“This could be the call to arms which the industry has been waiting for” - Q&A with Michael Johnson, Crestbridge
Michael Johnson (pictured) is responsible for continuing to grow and evolve Crestbridge’s overall funds proposition. Here he discusses how Covid has created barriers to private equity fundraising, what challenges GPs are facing going forward beyond Covid and how managers can best position themselves to address these.
How has Covid created barriers to private equity fundraising?
Instinctively, the assumption would be that the Covid-19 crisis has created a significant challenge to private equity fundraising; without the capacity to hold face-to-face meetings, GPs are left to look for an alternative to the perennial industry practice of meeting potential investors in-person. While technology can go some way to alleviating this, there are certainly those who argue that without the human factor the realization of raising capital will most likely suffer.
This, however, has been proven to not be the case. Recent data from Preqin has revealed H1 2020 to be the most successful period of fundraising the secondaries market has ever seen; a record USD44 billion was raised over the first six months of the year, with 16 managers currently in the market with targets in excess of USD1 billion, and the three largest funds closed so far this year having secured USD36 billion in aggregate capital.
This is a testament to the resilience of the private equity industry, and its track record of outperforming in crises. While a decline in funds raised might seem like a natural expectation in light of Covid, the reality is that the people whose job it is to raise those funds are very good at what they do, and have demonstrated their versatility and ability to adapt to new challenges.

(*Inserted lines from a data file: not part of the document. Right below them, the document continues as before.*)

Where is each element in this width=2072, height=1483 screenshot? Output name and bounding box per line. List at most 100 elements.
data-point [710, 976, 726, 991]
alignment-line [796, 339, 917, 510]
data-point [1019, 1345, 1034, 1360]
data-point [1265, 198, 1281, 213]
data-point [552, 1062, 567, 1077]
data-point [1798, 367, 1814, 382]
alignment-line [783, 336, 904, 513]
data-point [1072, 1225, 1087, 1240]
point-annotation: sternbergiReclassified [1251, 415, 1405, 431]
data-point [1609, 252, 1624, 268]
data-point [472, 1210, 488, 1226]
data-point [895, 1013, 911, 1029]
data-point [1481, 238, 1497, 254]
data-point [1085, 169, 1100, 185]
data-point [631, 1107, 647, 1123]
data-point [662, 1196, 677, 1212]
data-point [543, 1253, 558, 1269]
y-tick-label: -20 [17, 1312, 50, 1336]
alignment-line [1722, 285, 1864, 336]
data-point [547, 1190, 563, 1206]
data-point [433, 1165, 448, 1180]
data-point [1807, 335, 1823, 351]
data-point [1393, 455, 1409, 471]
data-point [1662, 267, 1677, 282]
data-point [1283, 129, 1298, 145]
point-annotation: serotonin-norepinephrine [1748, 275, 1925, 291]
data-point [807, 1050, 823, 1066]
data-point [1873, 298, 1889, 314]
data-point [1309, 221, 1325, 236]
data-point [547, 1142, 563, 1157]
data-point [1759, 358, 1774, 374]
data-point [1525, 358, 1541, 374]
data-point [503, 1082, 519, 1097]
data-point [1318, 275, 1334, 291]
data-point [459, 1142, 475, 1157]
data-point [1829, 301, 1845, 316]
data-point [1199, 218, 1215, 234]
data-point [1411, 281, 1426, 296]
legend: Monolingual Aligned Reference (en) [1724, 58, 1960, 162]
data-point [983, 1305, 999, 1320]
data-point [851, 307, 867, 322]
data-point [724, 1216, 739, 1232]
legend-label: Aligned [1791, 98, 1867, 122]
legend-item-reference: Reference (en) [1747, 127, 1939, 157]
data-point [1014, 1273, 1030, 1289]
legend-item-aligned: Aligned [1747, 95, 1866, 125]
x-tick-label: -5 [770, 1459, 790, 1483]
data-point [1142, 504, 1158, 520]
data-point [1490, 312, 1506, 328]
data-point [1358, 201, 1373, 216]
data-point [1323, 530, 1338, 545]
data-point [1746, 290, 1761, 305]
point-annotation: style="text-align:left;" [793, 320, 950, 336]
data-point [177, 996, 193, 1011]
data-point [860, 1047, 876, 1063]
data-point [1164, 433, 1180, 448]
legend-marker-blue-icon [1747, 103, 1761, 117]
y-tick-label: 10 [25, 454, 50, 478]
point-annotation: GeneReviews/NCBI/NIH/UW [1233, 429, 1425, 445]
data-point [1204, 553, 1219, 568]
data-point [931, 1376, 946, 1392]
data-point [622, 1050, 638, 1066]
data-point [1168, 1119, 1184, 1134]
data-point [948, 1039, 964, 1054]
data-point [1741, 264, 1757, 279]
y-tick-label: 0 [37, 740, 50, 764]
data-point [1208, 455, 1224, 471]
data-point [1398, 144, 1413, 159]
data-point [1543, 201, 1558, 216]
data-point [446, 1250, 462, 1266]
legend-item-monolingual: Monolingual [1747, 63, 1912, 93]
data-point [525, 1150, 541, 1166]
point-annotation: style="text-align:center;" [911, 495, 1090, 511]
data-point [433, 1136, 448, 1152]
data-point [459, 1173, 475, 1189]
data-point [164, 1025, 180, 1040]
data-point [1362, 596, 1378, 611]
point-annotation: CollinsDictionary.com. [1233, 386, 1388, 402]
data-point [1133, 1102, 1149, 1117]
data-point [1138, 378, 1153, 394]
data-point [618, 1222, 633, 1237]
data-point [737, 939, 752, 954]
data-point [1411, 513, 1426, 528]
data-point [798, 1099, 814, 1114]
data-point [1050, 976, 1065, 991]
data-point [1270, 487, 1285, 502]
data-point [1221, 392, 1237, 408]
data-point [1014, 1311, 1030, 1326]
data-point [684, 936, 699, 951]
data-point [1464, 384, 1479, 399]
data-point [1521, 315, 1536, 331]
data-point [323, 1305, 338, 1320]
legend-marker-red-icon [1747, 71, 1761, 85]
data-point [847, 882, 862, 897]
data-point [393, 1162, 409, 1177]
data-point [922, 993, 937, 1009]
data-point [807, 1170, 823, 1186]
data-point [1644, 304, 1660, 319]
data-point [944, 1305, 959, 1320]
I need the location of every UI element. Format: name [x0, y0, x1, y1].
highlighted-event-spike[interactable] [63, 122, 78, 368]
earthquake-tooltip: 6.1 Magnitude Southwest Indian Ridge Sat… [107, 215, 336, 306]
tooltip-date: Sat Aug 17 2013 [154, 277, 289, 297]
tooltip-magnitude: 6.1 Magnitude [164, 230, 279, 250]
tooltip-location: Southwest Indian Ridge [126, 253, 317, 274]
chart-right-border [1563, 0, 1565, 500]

What do you think the future has in store for the PE industry?
Without doubt, the private equity industry has a lucrative future ahead of it. The trend towards growth has been exceptional over the past years, with the BVCA estimating that UK private equity fundraising increased to GBP47.5 billion in 2019, and there is no reason for this to be abated by Covid-19. The industry as a whole has a strong record of performing incredibly well in crises, with a 2015 study in The Private Equity Journal estimating that PE portfolio companies earned an 8 per cent higher market share during the 2008 financial crisis than a relevant set of non-PE owned peers.
Indeed, the current situation we find ourselves in could even act as a catalyst and an additional driver for this growth. Bain & Co estimate that by the end of 2019 PE firms globally had amassed around USD2.5 trillion in dry powder, with USD830 billion for buyouts alone. The deep discounts that markets are trading at now, exacerbated by many firms needing capital injections or wanting to offload distressed assets, could be the call to arms which the industry has been waiting for.
Beyond Covid, what other challenges within the industry are GPs facing?
Whilst Covid has accelerated the process, the move towards flexible working and increased digitalisation has been a wider trend. This paradigm shift requires different infrastructure requirements in the way businesses are set up and a cultural rethink to boot. Navigating market conditions aside, GPs have been forced to reimagine the way they work and crucially how they can engage LP’s in an increasingly digital world.
Practically, this has created a need to revise cybersecurity protocols, converting pitch decks and investor relations materials into webinar format and ensuring that web spaces are fully optimised. From a conceptual point of view, the challenge of leading a team and maintaining an effective working culture outside of the office is a significant task. Going forward, once lockdowns are lifted GP’s will still likely be expected to be able to assess the quality of opportunities without face-to-face meetings and without the strength of a handshake.
How can managers best position themselves to address these?
The best way managers can address these novel challenges is to invest in innovation solutions; investments in cloud software are a future-proof means of increasing business results further down the line. A recent McKinsey report stated that cloud platforms provide “simplified innovation, easier scalability, and reduced risk” and “can support analytics that would be uneconomical or simply impossible with traditional technology platforms.”
GPs can also adopt a wider utilisation of AI. Typical face to face meetings provide qualitative and very ‘human’ data which provides information on the leadership of target companies. A heavier reliance on quantitative assessment techniques may be appropriate, which can be better delivered by AI. This, however, does not translate into disregarding the human factor; AI in its current state is a tool, not a replacement, and it is through a symbiosis of man and machine that firms will see the best results delivered.
Additionally, firms can embrace the trend of outsourcing their administrative burdens to third-party specialists. Not only does this improve efficiency, but it also protects and innovates investor reporting, reduces senior management attention to local regulations, and provides more assurance to investors on the separation of duties from the GP themselves.